Come parte del loro allenamento pratico, e per poter esercitarsi nella malvagità, i soldati nazisti si aspettavano che la scimmia aggredisse Mühsam il quale, secondo gli storici, era in condizioni fisiche estremamente penose.
Invece, prendendo alla sprovvista i sorpresi aguzzini, lo scimpanzé abbracciò il prigioniero, assunse un atteggiamento protettivo e cercò di lenire il suo dolore leccandogli le ferite.
Infuriati dalla pietà dimostrata dall’animale, i torturatori lo torturarono e lo uccisero. E sebbene, forse, non riuscirono ad esercitarsi, probabilmente riuscirono a divertirsi.
Da quel povero scimpanzé impariamo che, quantomeno nel caso del poeta ebreo tedesco, la pietà è una qualità animale che si esercita senza che la specie abbia la benché minima importanza.
Impariamo, anche, che probabilmente il suo atteggiamento era dovuto al fatto che Mühsam si ritrovava in penose condizioni di salute, il che non avveniva con altri esseri umani con i quali l’animale aveva avuto rapporti, e che – forse – questa condizione risvegliò in lui sentimenti di pietà.
 Infine, indipendentemente del fatto che, per antonomasia, il nazismo sia l’immagine del male e una tra le rappresentazioni più brutali di ciò che è in grado di essere l’essere umano, impariamo che il male è condizione innata in molti tra questi esseri umani: lo scimpanzé è stato ucciso per non rispettare il suo presunto compito, e perché la sua pietà si collocava in una posizione apertamente contraddittoria con tutta la filosofia nazista (perché, in fin dei conti, sempre di filosofia e di condizione umana si trattava).

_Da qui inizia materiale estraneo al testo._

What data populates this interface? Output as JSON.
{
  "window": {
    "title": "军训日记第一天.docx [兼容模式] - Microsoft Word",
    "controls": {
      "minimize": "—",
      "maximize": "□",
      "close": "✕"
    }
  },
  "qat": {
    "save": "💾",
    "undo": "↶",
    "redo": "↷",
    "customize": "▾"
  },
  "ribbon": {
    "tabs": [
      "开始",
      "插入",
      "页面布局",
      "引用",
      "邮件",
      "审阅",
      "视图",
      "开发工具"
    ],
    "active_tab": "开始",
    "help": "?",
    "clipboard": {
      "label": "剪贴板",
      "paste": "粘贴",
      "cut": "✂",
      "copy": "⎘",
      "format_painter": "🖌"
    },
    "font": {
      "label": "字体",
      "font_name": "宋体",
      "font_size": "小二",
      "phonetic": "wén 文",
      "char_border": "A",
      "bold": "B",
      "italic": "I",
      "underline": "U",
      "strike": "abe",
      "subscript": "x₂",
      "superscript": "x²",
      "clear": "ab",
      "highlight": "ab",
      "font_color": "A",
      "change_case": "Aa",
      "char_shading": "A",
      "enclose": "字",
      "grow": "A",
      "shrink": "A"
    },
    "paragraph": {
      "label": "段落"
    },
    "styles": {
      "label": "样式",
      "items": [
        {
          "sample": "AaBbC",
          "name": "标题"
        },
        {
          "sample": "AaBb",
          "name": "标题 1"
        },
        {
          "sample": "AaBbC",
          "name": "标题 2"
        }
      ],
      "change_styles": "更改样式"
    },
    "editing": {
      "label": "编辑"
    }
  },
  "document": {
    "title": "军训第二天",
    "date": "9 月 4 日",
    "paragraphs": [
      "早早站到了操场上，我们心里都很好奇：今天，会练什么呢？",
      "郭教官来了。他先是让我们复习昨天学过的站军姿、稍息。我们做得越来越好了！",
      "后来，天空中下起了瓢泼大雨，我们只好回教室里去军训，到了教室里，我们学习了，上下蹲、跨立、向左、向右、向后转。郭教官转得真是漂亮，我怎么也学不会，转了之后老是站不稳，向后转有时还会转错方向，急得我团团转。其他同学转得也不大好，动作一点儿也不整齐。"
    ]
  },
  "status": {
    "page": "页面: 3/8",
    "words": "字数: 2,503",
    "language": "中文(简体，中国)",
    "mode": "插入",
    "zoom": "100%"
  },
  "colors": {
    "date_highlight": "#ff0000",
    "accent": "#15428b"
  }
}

A. Rivas, “Pietà laica”, “L’altrapagina”, Cittá di Castello, gennaio 2008[1]

A meno di 24 ore dell’ultimo massacro a Gaza, cerco d’informarmi su RAI 3 (non saranno più comunisti, mi dico, ma quantomeno dovrebbero essere laici e avere pietà, presumo). Infatti, nell’edizione delle 7,30 del 15 maggio 2018, la mattina dopo l’ennesimo massacro, ascolto i titoli: attesissima apertura della mostra su Henry Potter, prossimo incontro Salvini-Di Maio, Valeria Gollino presenta il suo primo film al festival di Cannes, a Gaza lo scontro tra l’esercito israeliano e la popolazione civile palestinese ha provocato una sessantina di morti e oltre 2.500 feriti tra i palestinesi.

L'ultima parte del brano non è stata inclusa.